St. Petersburg Review
- Categories: literary magazine
- First issue: August 1, 2007; 17 years ago
- Country: United States
- Based in: Concord, New Hampshire
- Language: English
- Website: www.stpetersburgreview.com

= St. Petersburg Review =

American literary magazine

St. Petersburg Review is an American literary magazine whose mission is to provide a forum for cultural and literary exchange reflective of current social, political, and literary landscapes. The magazine is based in Concord, New Hampshire.

It is not to be confused with bilingual magazine «Санкт-Петербургское обозрение — St. Petersburg Review, which was an official edition of Pulkovo Aviation Enterprise from 1995 to 1998 before being renamed to Inflight Review.

==History==
The 216-page inaugural issue of the journal was released in the United States on August 1, 2007. It published 48 pieces (poetry, fiction, and nonfiction) by 34 writers; 28, or 58 percent, of the pieces are in translation, and 16 of the authors (47 percent) are non-American, many, in the issue, Russian writers some of whom teach or lecture at SLS (Summer Literary Seminar) while other are women poets from Gulag. The first issue contains work by such American notables as Jeffery Renard Allen, Aimee Bender, Padgett Powell, Liz Rosenberg, and George Saunders. The editor of the magazine is Elizabeth L. Hodges; the first issue is guest edited by Mikhail Iossel.

In the first two weeks of SPR’s launch, over 200 copies were sold and/or distributed.
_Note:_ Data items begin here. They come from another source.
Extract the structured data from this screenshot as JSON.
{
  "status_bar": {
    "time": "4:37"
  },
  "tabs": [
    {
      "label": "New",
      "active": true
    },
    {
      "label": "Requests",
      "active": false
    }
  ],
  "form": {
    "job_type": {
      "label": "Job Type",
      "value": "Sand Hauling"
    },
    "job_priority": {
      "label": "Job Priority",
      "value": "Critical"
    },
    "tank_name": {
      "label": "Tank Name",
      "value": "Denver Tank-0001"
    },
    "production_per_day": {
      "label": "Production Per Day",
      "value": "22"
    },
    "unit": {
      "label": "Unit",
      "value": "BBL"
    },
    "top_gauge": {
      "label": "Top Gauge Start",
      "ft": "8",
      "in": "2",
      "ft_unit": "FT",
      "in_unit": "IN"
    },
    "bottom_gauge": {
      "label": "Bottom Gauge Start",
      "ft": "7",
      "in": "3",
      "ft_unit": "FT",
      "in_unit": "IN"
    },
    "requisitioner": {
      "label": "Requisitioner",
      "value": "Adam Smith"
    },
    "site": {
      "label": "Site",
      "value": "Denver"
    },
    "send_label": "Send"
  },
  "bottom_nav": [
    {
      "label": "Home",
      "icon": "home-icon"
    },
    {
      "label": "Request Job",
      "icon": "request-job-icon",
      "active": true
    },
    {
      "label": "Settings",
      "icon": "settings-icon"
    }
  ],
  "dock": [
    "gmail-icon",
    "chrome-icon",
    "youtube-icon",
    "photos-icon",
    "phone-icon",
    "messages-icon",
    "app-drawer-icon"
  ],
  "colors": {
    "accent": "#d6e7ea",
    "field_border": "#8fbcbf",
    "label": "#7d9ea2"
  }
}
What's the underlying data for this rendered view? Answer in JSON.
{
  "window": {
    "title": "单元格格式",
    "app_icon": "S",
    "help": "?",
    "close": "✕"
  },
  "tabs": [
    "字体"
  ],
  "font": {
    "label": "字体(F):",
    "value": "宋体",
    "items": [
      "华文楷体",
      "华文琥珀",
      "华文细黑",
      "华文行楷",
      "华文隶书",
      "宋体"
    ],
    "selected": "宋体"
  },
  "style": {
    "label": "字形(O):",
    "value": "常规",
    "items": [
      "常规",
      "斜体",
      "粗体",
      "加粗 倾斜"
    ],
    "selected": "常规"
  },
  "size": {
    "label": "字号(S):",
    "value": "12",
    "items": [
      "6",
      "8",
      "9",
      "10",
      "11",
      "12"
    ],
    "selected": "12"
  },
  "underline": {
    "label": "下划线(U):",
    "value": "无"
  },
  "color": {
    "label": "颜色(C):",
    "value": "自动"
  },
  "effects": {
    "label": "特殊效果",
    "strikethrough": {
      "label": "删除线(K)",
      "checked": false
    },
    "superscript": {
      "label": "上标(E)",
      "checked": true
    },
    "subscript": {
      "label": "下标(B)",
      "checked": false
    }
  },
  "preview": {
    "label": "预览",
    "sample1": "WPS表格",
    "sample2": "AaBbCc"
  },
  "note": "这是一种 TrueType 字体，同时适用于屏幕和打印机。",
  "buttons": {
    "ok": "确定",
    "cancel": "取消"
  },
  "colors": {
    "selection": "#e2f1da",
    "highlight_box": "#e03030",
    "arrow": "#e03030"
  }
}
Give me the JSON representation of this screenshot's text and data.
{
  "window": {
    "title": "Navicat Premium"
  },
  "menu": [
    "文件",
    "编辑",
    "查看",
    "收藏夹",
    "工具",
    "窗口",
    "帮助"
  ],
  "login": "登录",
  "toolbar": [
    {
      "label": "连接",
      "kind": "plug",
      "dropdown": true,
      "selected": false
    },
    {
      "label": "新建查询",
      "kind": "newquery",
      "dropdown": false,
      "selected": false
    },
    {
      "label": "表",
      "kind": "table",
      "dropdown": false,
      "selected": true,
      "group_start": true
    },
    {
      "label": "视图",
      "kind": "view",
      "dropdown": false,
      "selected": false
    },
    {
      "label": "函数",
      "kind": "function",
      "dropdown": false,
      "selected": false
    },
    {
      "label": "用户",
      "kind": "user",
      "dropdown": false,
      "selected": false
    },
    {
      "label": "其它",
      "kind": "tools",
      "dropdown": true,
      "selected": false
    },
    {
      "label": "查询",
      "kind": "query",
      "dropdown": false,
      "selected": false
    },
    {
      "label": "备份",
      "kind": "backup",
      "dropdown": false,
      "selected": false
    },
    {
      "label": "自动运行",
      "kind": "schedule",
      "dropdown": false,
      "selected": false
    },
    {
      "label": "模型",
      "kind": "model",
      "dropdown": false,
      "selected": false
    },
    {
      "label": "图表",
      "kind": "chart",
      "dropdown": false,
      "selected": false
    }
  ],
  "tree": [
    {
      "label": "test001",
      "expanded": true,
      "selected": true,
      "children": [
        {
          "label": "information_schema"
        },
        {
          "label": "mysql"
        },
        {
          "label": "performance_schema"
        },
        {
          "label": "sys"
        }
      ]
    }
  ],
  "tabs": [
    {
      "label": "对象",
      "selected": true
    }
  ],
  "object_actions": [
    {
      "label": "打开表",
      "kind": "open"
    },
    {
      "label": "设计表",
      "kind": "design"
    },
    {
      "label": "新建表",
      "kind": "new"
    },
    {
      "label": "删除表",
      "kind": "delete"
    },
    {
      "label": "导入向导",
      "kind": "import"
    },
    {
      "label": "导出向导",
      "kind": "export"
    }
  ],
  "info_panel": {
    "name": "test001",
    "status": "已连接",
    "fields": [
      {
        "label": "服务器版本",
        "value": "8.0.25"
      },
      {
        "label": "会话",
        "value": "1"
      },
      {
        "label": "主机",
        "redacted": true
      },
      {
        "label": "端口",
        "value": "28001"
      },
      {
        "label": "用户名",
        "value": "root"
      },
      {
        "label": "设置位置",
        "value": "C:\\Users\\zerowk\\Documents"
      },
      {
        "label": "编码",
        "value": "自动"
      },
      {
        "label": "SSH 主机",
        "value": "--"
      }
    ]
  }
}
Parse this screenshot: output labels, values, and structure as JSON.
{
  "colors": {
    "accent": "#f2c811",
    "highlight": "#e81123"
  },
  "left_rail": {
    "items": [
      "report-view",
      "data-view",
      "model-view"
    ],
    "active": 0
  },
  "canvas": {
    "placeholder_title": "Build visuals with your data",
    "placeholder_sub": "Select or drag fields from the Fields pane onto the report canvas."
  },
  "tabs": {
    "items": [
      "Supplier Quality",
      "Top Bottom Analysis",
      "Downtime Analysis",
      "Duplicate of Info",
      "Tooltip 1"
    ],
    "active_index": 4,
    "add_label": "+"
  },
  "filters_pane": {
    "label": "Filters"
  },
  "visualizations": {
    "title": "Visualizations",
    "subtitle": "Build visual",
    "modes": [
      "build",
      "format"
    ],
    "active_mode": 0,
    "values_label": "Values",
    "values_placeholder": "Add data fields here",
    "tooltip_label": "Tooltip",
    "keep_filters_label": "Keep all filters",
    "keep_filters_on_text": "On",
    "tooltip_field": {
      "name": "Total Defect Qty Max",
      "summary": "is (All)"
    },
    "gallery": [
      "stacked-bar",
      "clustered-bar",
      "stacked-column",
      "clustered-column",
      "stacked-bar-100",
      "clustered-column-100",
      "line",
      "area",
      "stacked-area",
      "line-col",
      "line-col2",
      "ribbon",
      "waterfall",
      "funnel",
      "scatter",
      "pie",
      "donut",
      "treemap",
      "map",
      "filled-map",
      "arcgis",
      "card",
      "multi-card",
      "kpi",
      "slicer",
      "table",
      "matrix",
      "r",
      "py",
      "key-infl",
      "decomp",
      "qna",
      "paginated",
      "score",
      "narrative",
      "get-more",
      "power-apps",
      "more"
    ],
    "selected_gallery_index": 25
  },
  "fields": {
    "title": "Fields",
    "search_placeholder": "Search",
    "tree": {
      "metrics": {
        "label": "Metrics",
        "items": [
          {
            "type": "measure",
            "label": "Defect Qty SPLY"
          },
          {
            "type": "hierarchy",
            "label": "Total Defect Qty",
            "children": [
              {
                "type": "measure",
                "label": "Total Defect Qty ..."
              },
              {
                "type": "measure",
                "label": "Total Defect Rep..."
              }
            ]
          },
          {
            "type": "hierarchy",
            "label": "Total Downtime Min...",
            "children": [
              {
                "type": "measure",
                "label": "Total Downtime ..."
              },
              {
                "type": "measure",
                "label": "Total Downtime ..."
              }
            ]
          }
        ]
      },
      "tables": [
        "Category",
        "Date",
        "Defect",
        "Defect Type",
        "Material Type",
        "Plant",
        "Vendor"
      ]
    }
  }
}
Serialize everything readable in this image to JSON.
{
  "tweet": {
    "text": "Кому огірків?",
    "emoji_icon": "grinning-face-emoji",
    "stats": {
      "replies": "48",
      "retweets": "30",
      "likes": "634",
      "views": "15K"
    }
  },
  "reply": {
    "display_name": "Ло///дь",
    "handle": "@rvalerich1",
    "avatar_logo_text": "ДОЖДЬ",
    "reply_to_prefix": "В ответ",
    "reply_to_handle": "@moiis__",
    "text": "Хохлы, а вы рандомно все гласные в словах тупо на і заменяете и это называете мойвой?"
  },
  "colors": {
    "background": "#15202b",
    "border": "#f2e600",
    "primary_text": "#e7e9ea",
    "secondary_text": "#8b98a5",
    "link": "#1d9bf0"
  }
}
In keeping with the SPR’s stated goal of providing a forum for vibrant cultural and literary exchange reflective of current social, political, and literary landscapes, a section of the journal is devoted to a collection of writing from women in the GULAG, translations of which are being published for the first time in the United States. On June 29, SPR brought the one-act play based on these writings and others, A Road We Did Not Choose, to the St. Petersburg theater museum, where it was introduced by American playwright Laura Maria Censabella to much acclaim from the audience, many of whom followed the play in the English program provided.